Do you want to hear about the community-based research on which mask wearing has been based? Here it is, from the same article:
As of July 2020, the CDC recommended that all Americans wear masks in public settings . This recommendation was made, at least in part, due to a report from a hair salon in Missouri that demonstrated the efficacy of wearing masks . In May 2020, two hairstylists in Springfield, Missouri received positive test results for SARS-CoV-2 and were exposed to 139 clients in total since the onset of their symptoms . Both stylists, as well as all 139 clients, wore some kind of facial covering while in the salon, with the stylists wearing either a double-layered cotton face covering or a surgical mask. Despite their proximity to the infected stylists, for appointments ranging from 15 to 45 min in duration, it was found that none of the 139 clients developed COVID-19 symptoms within the two-week quarantine period. Furthermore, of the 67 clients tested, all results were negative. Interestingly, the type of face mask worn by the 139 clients varied, with only two clients wearing N95 masks, 46% wearing surgical masks and 47% wearing cloth masks . Although anecdotal, this incident suggests that consistent and proper usage of facial coverings can help minimize symptomatic transmission of SARS-CoV-2 during close contact, as at a hair salon. In fact, it appears that COVID-19 transmission rates are generally lower in countries and regions where citizens are accustomed or required to adopt universal masking, such as many parts of Asia [22,23]. Simulations and mathematical models have also predicted that the adoption of universal masking would substantially curtail the spread of COVID-19 .

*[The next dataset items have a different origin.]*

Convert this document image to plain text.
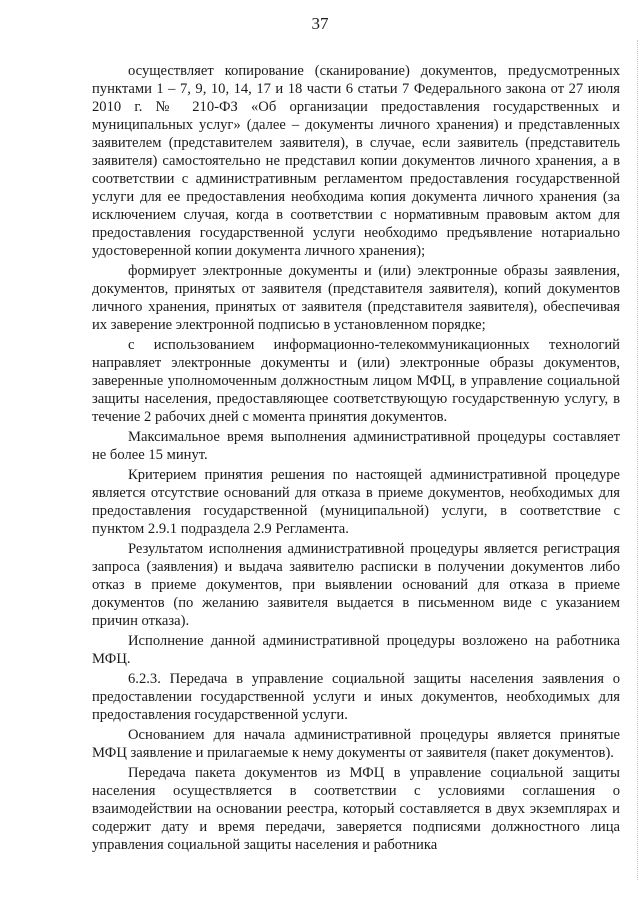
37

осуществляет копирование (сканирование) документов, предусмотренных пунктами 1 – 7, 9, 10, 14, 17 и 18 части 6 статьи 7 Федерального закона от 27 июля 2010 г. № 210-ФЗ «Об организации предоставления государственных и муниципальных услуг» (далее – документы личного хранения) и представленных заявителем (представителем заявителя), в случае, если заявитель (представитель заявителя) самостоятельно не представил копии документов личного хранения, а в соответствии с административным регламентом предоставления государственной услуги для ее предоставления необходима копия документа личного хранения (за исключением случая, когда в соответствии с нормативным правовым актом для предоставления государственной услуги необходимо предъявление нотариально удостоверенной копии документа личного хранения);

формирует электронные документы и (или) электронные образы заявления, документов, принятых от заявителя (представителя заявителя), копий документов личного хранения, принятых от заявителя (представителя заявителя), обеспечивая их заверение электронной подписью в установленном порядке;

с использованием информационно-телекоммуникационных технологий направляет электронные документы и (или) электронные образы документов, заверенные уполномоченным должностным лицом МФЦ, в управление социальной защиты населения, предоставляющее соответствующую государственную услугу, в течение 2 рабочих дней с момента принятия документов.

Максимальное время выполнения административной процедуры составляет не более 15 минут.

Критерием принятия решения по настоящей административной процедуре является отсутствие оснований для отказа в приеме документов, необходимых для предоставления государственной (муниципальной) услуги, в соответствие с пунктом 2.9.1 подраздела 2.9 Регламента.

Результатом исполнения административной процедуры является регистрация запроса (заявления) и выдача заявителю расписки в получении документов либо отказ в приеме документов, при выявлении оснований для отказа в приеме документов (по желанию заявителя выдается в письменном виде с указанием причин отказа).

Исполнение данной административной процедуры возложено на работника МФЦ.

6.2.3. Передача в управление социальной защиты населения заявления о предоставлении государственной услуги и иных документов, необходимых для предоставления государственной услуги.

Основанием для начала административной процедуры является принятые МФЦ заявление и прилагаемые к нему документы от заявителя (пакет документов).

Передача пакета документов из МФЦ в управление социальной защиты населения осуществляется в соответствии с условиями соглашения о взаимодействии на основании реестра, который составляется в двух экземплярах и содержит дату и время передачи, заверяется подписями должностного лица управления социальной защиты населения и работника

Yes, it is as a result of an anecdotal survey done by two hairstylists and because it “appears” that COVID-19 transmission rates are lower in regions like Asia…. This is the science behind mask wearing. Then, again, the article says, “Although there is a lack of published work evaluating the efficacy of universal masking by healthcare workers to prevent spread of SARS-CoV-2, the continuous use of masks by healthcare workers in clinical settings is widely supported.”
We wear masks because the continuous use of masks is “widely supported.”
It is important to take careful note of wording when you read anything. It is, after all, the truth we want, is it not? And, as I have discovered, truth can be misrepresented rather easily. There is sufficient evidence for that.